Page MenuHomePhabricator

additional graphite machines request, 1x per DC
Closed, ResolvedPublic

Description

We'll need to add one additional graphite machine per primary datacenter (codfw/eqiad) to expand the existing graphite deployment. We should also look into expanding the 600GB SSDs to 1TB SSDs. Specifications can be similar or greater than graphite[1-2]001. Those systems were purchased on RT 9105. Please note that the quote alone on that task isn't the full purchase, as we had to additionally purchase both Intel SSDs and drive sleds.

graphite[1-2]001 specifications:

  • Dual Intel(R) Xeon(R) CPU E5-2450 v2 @ 2.50GHz/8 cores
  • 64GB RAM
  • Quad Intel S3500 600GB SSDSC2BB60
  • 1GBE NIC

There are potential spare allocations in eqiad, but we lack the same options in codfw.

In EQIAD, the upcoming restbase1001-1006 will go into our spares pool at the resolution of T125842. However, when they do, they will lack SSDs in their 4 bays (but will have the sleds.) The pricing for these 4 SSDs can be viewed on the procurement task XXXXX.

Those restbase1001-1006 systems have the following:

  • Dual Intel® Xeon® Processor E5-2630 v3 2.4GHz/8cores,
  • 64 GB RAM,
  • 4 disk bays to house SSDs. (see above note regarding SSDs for these systems.)
  • QUAD Intel S3610 SSDs on procurement task T127361.
  • 1GB NIC

In CODFW, we don't have any in warranty spare systems that can house SSDs. The only spare in warranty systems are our recent dual cpu misc systems, but they use 4 * 4 TB SATA in LFF format.

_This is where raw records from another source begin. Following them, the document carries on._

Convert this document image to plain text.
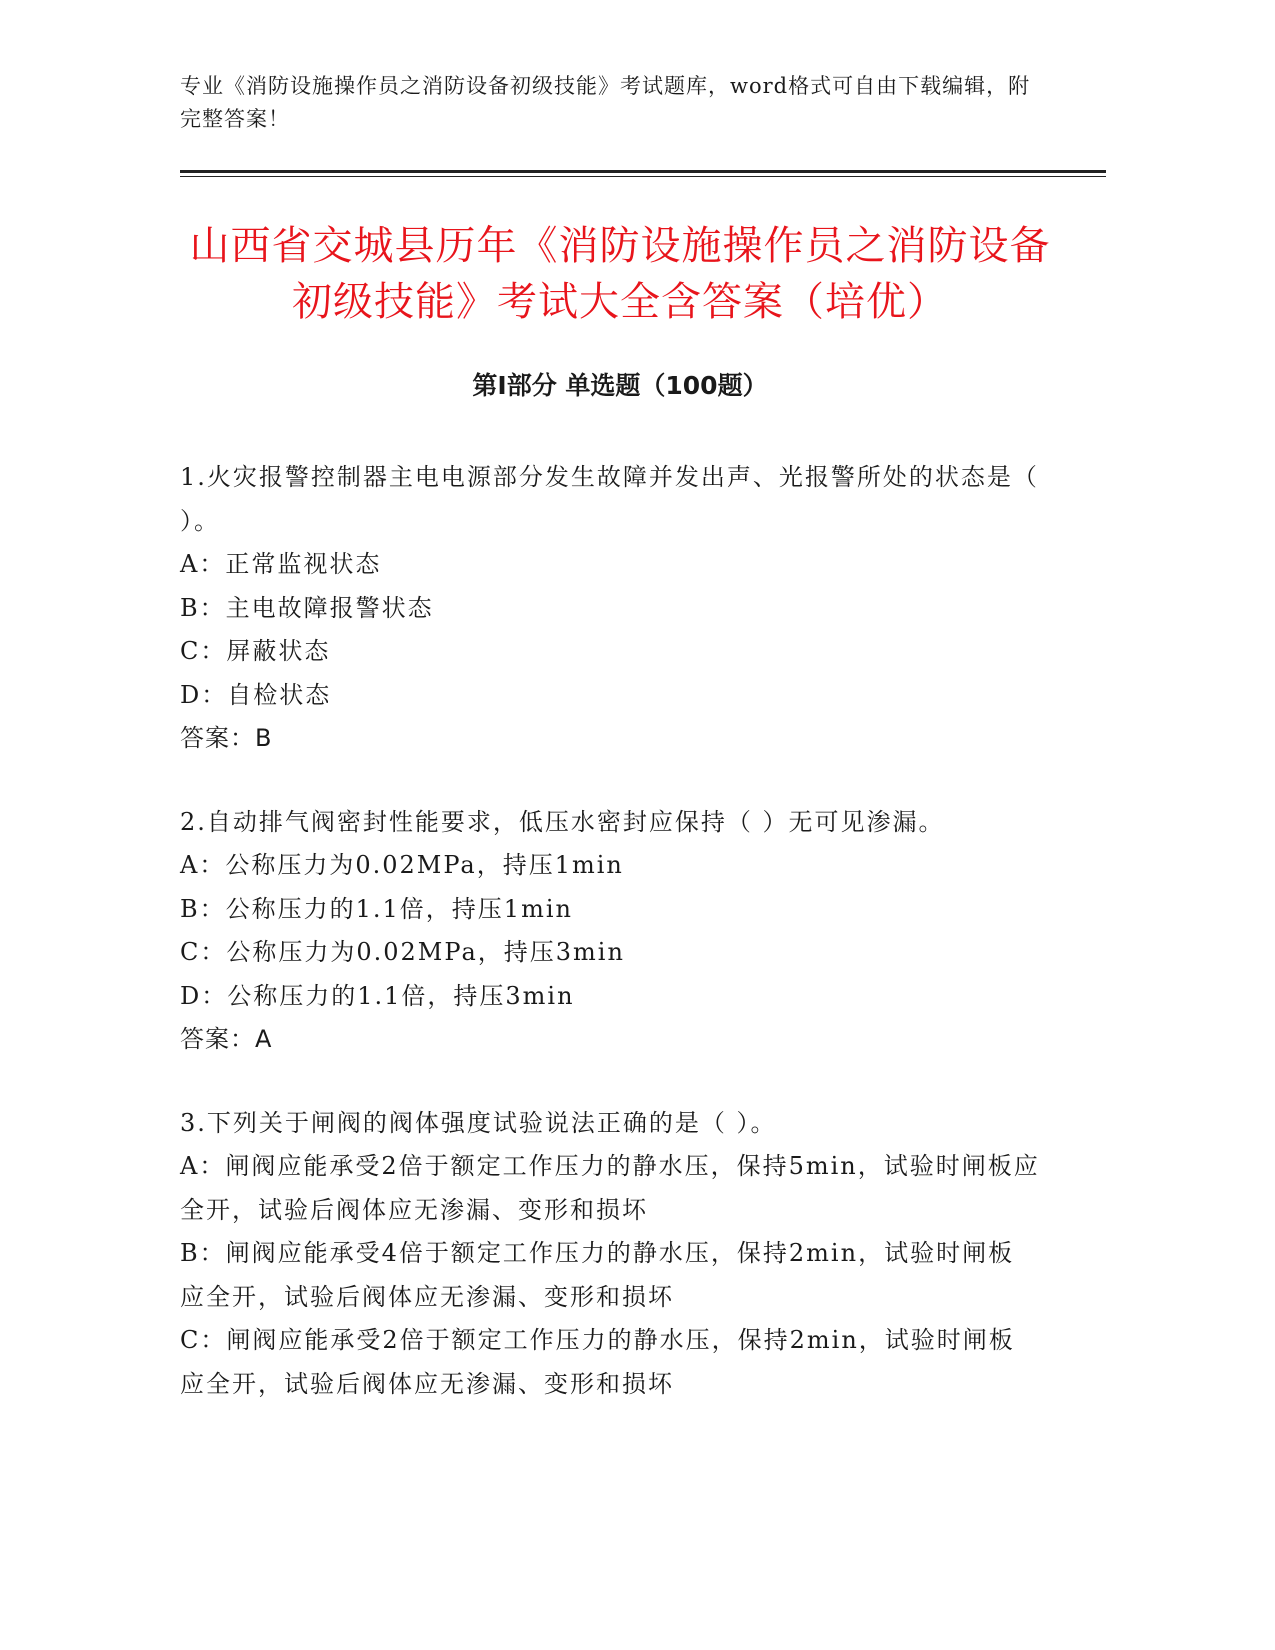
专业《消防设施操作员之消防设备初级技能》考试题库，word格式可自由下载编辑，附完整答案！
山西省交城县历年《消防设施操作员之消防设备初级技能》考试大全含答案（培优）
第Ⅰ部分 单选题（100题）
1.火灾报警控制器主电电源部分发生故障并发出声、光报警所处的状态是（ ）。
A：正常监视状态
B：主电故障报警状态
C：屏蔽状态
D：自检状态
答案：B
2.自动排气阀密封性能要求，低压水密封应保持（ ）无可见渗漏。
A：公称压力为0.02MPa，持压1min
B：公称压力的1.1倍，持压1min
C：公称压力为0.02MPa，持压3min
D：公称压力的1.1倍，持压3min
答案：A
3.下列关于闸阀的阀体强度试验说法正确的是（ ）。
A：闸阀应能承受2倍于额定工作压力的静水压，保持5min，试验时闸板应全开，试验后阀体应无渗漏、变形和损坏
B：闸阀应能承受4倍于额定工作压力的静水压，保持2min，试验时闸板应全开，试验后阀体应无渗漏、变形和损坏
C：闸阀应能承受2倍于额定工作压力的静水压，保持2min，试验时闸板应全开，试验后阀体应无渗漏、变形和损坏
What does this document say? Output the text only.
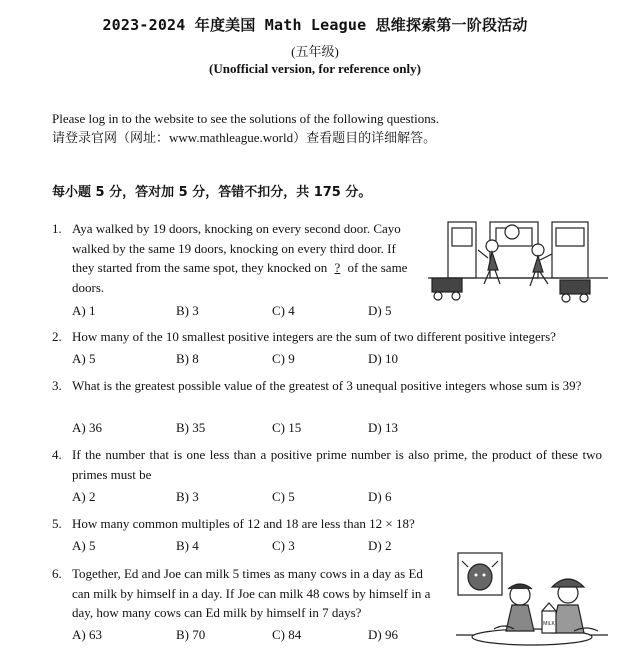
2023-2024 年度美国 Math League 思维探索第一阶段活动
(五年级)
(Unofficial version, for reference only)
Please log in to the website to see the solutions of the following questions.
请登录官网（网址：www.mathleague.world）查看题目的详细解答。
每小题 5 分，答对加 5 分，答错不扣分，共 175 分。
1. Aya walked by 19 doors, knocking on every second door. Cayo walked by the same 19 doors, knocking on every third door. If they started from the same spot, they knocked on ? of the same doors.
A) 1	B) 3	C) 4	D) 5
2. How many of the 10 smallest positive integers are the sum of two different positive integers?
A) 5	B) 8	C) 9	D) 10
3. What is the greatest possible value of the greatest of 3 unequal positive integers whose sum is 39?
A) 36	B) 35	C) 15	D) 13
4. If the number that is one less than a positive prime number is also prime, the product of these two primes must be
A) 2	B) 3	C) 5	D) 6
5. How many common multiples of 12 and 18 are less than 12 × 18?
A) 5	B) 4	C) 3	D) 2
6. Together, Ed and Joe can milk 5 times as many cows in a day as Ed can milk by himself in a day. If Joe can milk 48 cows by himself in a day, how many cows can Ed milk by himself in 7 days?
A) 63	B) 70	C) 84	D) 96
MILK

So this system for CODFW will need to be quoted out to the following:

  • Dual Intel® Xeon® Processor E5-2630 v3 2.4GHz/8cores,
  • 64 & 128GB RAM options
  • 4 * 4 Intel S3610 1TB SSD (both 600GB and 1TB options)
  • 1GB NIC

The above codfw quote request will be made for both Dell & HP system vendors on their respective tasks. These procurement tasks will all be blockers to this hardware-requests. The server quote could be used to place orders for both sites, if we didn't want to allocate one of the restbase1001-1006 upcoming spares to this.

Event Timeline

fgiunchedi claimed this task.
fgiunchedi raised the priority of this task from to Medium.
fgiunchedi updated the task description. (Show Details)
fgiunchedi added projects: SRE, hardware-requests.
fgiunchedi added subscribers: fgiunchedi, mark, Aklapper.

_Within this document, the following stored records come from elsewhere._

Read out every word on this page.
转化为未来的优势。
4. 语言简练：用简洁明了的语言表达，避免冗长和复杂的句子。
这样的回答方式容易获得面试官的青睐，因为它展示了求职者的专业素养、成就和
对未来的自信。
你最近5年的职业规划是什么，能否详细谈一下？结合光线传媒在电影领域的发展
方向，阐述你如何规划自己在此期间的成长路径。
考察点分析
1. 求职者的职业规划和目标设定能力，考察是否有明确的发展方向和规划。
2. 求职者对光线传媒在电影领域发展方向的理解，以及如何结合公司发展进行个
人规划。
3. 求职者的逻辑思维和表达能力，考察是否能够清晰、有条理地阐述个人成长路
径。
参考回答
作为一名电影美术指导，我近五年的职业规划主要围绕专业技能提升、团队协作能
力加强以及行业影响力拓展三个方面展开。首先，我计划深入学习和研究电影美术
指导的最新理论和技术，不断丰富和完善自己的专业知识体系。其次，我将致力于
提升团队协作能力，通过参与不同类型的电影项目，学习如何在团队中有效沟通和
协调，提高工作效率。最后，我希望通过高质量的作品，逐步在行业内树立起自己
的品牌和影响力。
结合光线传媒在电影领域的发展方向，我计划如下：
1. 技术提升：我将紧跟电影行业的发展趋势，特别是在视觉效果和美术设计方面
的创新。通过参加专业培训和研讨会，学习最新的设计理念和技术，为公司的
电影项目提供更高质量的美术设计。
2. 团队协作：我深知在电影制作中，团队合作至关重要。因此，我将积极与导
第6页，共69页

not sure why this got self-assigned, anyways up for grabs

Perhaps we can use one of restbase1001-1006 for this?

@RobH: can you see what's needed to move this forward?

I wasn't triaging it since it was assigned to the person who requested it; I assumed @fgiunchedi was holding onto it to add more info (bad assumption.) Sorry about that.

I'm working on this now. It will involve some task description updates to spell out the specifications on the existing systems, potential onsite spares, and then link into any procurement tasks for pricing/quotes.

RobH set Security to None.
RobH mentioned this in Unknown Object (Task).Feb 18 2016, 8:20 PM
RobH added a subtask: Unknown Object (Task).
RobH updated the task description. (Show Details)

IIRC the restbase systems we'll get as spares have 64GB ram and 10gbit ethernet, ram is fine for graphite and 10gbit ethernet overkill but it would work anyways of course

I'm assigning this task to @mark for his approval to allocate one of the upcoming 6 restbase spare systems (1001-1006) for this. Once approved, we can move on the sub-task for ssd purchase T127361. (Please assign back to @RobH at that time.)

This task will also soon have sub-tasks linked in for the codfw ordering of a system to meet this requirement.

mark removed mark as the assignee of this task.Mar 15 2016, 11:07 AM

Approved.

RobH mentioned this in Unknown Object (Task).Mar 15 2016, 5:01 PM
RobH added a subtask: Unknown Object (Task).

I've added T128910 as a blocker, as the codfw allocation will require one of these proposed spare pool systems.

RobH changed the task status from Open to Stalled.Mar 24 2016, 8:23 PM
RobH edited subtasks, added: Unknown Object (Task); removed: Unknown Object (Task).

Summary: The order of spare systems on T130743 in codfw will use one of these for this allocation. Additionally, the eqiad allocation will use one of the old resetbase1001-1006 systems being reclaimed on T130752.

I'm setting this task to stalled until those tasks are advanced.

mark closed subtask Unknown Object (Task) as Resolved.Apr 14 2016, 10:27 AM

resolving, as all new graphite hosts have setup tasks and have been allocated.

RobH closed subtask Unknown Object (Task) as Resolved.Oct 12 2016, 5:48 PM
RobH closed subtask Unknown Object (Task) as Resolved.